Teherán rechaza las afirmaciones de Trump sobre un supuesto acuerdo nuclear

NewsITe
El Gobierno iraní volvió a endurecer su postura en torno a su programa nuclear. El portavoz del Ministerio de Asuntos Exteriores de Irán, Esmail Baghaei, aseguró que el uranio enriquecido producido en el país “no será transferido a ningún lugar bajo ninguna circunstancia”, en abierto contraste con declaraciones recientes del expresidente estadounidense Donald Trump.
Desde Teherán, Baghaei habló para la televisión estatal y subrayó que Irán no tiene intención de enviar su material nuclear al extranjero. Sus dichos se conocieron luego de que Trump afirmara, en una entrevista con la cadena CBS News, que la República Islámica habría aceptado entregar sus reservas de uranio enriquecido a Estados Unidos como parte de posibles negociaciones.
“El uranio enriquecido de Irán no será transferido a ningún lugar bajo ninguna circunstancia”, remarcó el vocero, citado por medios internacionales. Y agregó una frase destinada al consumo interno: “Así como el suelo de Irán es sagrado, el uranio enriquecido también lo es”. Con ese paralelismo, el funcionario buscó reforzar la idea de que el programa nuclear forma parte de la soberanía nacional y no está sujeto a concesiones unilaterales.
Contradicciones con la versión de Trump
En la entrevista televisiva, Trump sostuvo que funcionarios iraníes habían “aceptado todo”, incluida la retirada del uranio enriquecido, y afirmó que técnicos de ambos países “van a trabajar juntos para conseguirlo” y luego trasladarlo a territorio estadounidense. Las palabras del vocero iraní apuntan precisamente a desmentir ese escenario.
Baghaei insistió en que los puntos centrales para Teherán en cualquier negociación siguen siendo el levantamiento efectivo de las sanciones económicas que pesan sobre el país y una compensación por los daños ocasionados por años de presión internacional. “El levantamiento de las sanciones y la indemnización por los daños de guerra son de particular importancia para Irán”, señaló.

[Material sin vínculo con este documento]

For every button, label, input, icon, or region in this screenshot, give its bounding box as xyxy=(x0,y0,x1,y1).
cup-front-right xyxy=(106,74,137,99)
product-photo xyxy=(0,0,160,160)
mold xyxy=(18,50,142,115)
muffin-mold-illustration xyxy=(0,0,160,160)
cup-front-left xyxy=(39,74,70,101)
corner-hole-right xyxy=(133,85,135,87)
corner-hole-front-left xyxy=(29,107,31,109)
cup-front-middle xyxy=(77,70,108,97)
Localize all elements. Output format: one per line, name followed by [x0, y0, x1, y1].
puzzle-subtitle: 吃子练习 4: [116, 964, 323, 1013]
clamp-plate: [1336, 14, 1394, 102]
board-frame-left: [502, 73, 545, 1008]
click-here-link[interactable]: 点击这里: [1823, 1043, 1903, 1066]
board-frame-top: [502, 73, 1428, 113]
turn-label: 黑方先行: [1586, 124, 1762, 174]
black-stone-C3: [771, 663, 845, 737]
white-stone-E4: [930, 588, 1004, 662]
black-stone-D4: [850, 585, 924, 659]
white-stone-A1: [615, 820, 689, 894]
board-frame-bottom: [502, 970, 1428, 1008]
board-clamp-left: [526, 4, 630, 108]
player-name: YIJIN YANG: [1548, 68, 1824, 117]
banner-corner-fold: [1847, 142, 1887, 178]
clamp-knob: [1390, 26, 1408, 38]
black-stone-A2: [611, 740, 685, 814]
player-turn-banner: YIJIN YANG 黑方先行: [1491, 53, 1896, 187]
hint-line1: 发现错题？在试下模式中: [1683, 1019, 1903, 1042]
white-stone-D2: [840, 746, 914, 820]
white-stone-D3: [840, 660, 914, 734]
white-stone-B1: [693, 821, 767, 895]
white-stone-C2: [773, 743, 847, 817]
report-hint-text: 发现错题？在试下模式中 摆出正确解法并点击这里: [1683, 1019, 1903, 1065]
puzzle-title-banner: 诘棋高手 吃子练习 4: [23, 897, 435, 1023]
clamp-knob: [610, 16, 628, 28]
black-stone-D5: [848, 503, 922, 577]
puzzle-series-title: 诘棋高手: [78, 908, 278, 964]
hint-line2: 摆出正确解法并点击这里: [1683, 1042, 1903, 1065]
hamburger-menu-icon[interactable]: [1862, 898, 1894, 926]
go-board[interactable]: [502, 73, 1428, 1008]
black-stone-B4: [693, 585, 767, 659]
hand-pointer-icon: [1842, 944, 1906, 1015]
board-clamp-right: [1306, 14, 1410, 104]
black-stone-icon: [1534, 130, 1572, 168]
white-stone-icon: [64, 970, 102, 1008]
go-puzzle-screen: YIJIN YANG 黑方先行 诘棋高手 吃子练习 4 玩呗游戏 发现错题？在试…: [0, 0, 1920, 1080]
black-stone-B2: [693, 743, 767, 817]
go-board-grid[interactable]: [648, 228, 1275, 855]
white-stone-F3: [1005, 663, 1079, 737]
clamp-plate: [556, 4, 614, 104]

El trasfondo: sanciones, guerra y negociación nuclear
Irán mantiene desde hace décadas un conflicto abierto con Washington y sus aliados por el desarrollo de su programa nuclear. Mientras Estados Unidos y potencias europeas sostienen que el país podría buscar capacidad para fabricar armas atómicas, las autoridades iraníes insisten en el carácter pacífico y energético de sus actividades. En ese contexto, el uranio enriquecido se transformó en el principal punto de fricción.
- Irán reclama el fin de las sanciones económicas que afectan a su economía y a su comercio exterior.
- Estados Unidos exige límites verificables al programa nuclear y control sobre las reservas de uranio enriquecido.
- Las potencias occidentales buscan que Teherán retome compromisos similares a los del acuerdo nuclear alcanzado en 2015.
Para el Gobierno iraní, el historial de sanciones y conflictos en la región justifica una postura dura en la mesa de negociación. Baghaei sostuvo que “no hay ambigüedad alguna en lo que respecta a las negociaciones” y que Teherán habría dejado “claras” sus posiciones a las contrapartes.
“Así como el suelo de Irán es sagrado, el uranio enriquecido también lo es”, declaró el vocero Esmail Baghaei, marcando una línea roja en la negociación con Estados Unidos.
Mientras tanto, la comunidad internacional observa con atención este nuevo cruce de declaraciones. La negativa iraní a transferir su uranio enriquecido mantiene abierta la tensión en Medio Oriente y complica los esfuerzos diplomáticos para alcanzar un acuerdo duradero que limite el programa nuclear y reduzca el riesgo de una nueva escalada en la región.